Diversidade e inclusão: Realidade dos médicos LGBTQIAPN+ no ambiente profissional
Muito tem se falado sobre diversidade, representatividade e acolhimento nos mais variados ambientes, incluindo o trabalho. Mas, ainda que diante do progresso vivenciado cada dia com mais ênfase, profissionais de determinados setores ainda enfrentam grandes desafios ligados à própria orientação sexual.
Segundo a pesquisa “Observatório Sobre Empregabilidade LGBT”, de 2023, 35% dos entrevistados afirmaram já ter sofrido discriminação no ambiente de trabalho. O levantamento aponta ainda que apenas metade dos profissionais tem sua orientação sexual assumida em público, e que os maiores motivos para aqueles que optam pelo silêncio são: não ver necessidade em falar (51%); não gosta de expor sua vida pessoal (37%); não ser fortalecido fora do trabalho (32%); e medo de represália por parte dos colegas (22%).

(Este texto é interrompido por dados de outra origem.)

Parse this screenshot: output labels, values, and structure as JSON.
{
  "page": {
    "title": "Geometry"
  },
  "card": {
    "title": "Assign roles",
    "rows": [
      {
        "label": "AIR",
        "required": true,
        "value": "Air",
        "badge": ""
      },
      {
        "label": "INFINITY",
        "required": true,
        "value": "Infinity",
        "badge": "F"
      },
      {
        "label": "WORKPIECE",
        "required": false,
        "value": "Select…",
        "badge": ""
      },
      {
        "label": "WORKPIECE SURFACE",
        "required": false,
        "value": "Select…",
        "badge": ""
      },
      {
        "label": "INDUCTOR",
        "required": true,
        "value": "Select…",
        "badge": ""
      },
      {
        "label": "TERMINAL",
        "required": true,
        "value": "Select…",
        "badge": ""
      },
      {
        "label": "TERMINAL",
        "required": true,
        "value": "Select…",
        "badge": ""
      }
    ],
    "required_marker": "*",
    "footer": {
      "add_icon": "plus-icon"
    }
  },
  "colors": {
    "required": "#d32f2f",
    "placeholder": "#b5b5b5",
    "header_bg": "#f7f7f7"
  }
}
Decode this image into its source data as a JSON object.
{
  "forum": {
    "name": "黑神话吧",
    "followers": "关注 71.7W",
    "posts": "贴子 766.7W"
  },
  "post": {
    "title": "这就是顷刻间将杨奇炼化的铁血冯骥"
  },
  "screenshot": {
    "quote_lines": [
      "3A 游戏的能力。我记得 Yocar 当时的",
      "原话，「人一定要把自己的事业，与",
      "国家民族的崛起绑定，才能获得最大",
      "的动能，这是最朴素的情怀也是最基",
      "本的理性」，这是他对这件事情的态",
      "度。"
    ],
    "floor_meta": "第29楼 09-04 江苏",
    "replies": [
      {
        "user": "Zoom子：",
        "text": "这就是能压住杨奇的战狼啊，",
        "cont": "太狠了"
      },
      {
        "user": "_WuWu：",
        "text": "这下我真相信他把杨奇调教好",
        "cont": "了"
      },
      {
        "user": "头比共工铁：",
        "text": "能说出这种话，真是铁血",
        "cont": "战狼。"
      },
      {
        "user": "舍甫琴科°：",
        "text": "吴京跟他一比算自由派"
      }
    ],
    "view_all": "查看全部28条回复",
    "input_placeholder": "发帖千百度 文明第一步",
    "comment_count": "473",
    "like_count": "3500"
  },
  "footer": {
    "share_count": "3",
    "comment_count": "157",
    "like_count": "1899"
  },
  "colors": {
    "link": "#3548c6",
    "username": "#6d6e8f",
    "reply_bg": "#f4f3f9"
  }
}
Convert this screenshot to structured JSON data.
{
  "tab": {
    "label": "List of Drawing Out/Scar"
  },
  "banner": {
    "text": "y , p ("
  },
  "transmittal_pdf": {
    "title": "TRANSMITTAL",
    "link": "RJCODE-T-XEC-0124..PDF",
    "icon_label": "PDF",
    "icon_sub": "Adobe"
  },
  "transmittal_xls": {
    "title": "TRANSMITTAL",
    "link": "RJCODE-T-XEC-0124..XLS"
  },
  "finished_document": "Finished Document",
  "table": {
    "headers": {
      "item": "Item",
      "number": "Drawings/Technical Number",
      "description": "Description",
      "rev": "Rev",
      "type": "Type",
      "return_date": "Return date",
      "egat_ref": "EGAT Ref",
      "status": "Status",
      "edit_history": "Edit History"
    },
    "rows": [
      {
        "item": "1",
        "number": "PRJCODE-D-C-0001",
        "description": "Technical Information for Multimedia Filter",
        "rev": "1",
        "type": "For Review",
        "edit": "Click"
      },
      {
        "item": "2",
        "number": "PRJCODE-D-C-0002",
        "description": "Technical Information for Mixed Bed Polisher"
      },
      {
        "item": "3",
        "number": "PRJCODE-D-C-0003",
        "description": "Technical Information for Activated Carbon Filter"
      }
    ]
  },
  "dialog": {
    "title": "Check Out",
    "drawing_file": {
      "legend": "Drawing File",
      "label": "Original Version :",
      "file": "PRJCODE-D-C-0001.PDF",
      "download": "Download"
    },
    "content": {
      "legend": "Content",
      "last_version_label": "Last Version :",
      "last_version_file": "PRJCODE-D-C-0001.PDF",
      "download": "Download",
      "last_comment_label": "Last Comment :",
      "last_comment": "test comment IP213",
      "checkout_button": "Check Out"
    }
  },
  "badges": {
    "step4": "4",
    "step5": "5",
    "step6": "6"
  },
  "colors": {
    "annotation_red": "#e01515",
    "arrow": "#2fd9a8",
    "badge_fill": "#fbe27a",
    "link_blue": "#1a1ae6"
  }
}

No ano passado, um médico de Feira de Santana (BA) sofreu homofobia por parte de uma paciente grávida. O caso ganhou repercussão nacional após o colega de consultório ter saído em sua defesa. Na ocasião, a obstetra recebeu todo o apoio da instituição, que publicou nota de repúdio ao ato, encorajando a vítima a prestar queixa por crime de ódio.
Mas nem sempre foi assim: segundo o médico Vitor Henrique Oliveira, por ser mais tradicionalista e conservadora, a medicina pode representar um cenário menos acolhedor aos não heterocisnormativos. “Quando eu era estudante, participei de uma aula de propedêutica usando uma camisa de uma ONG LGBT do que fazia parte. O professor me disse se eu não tinha vergonha de pensar que eu era gay. Ele falou isso em uma sala cheia de futuros médicos. Com isso, ele deu a entender que, na prática da profissão, aquilo não era uma conduta correta”, diz o ginecologista e obstetra, que sempre foi muito firme em suas convicções e poderia transformar barreiras em oportunidades.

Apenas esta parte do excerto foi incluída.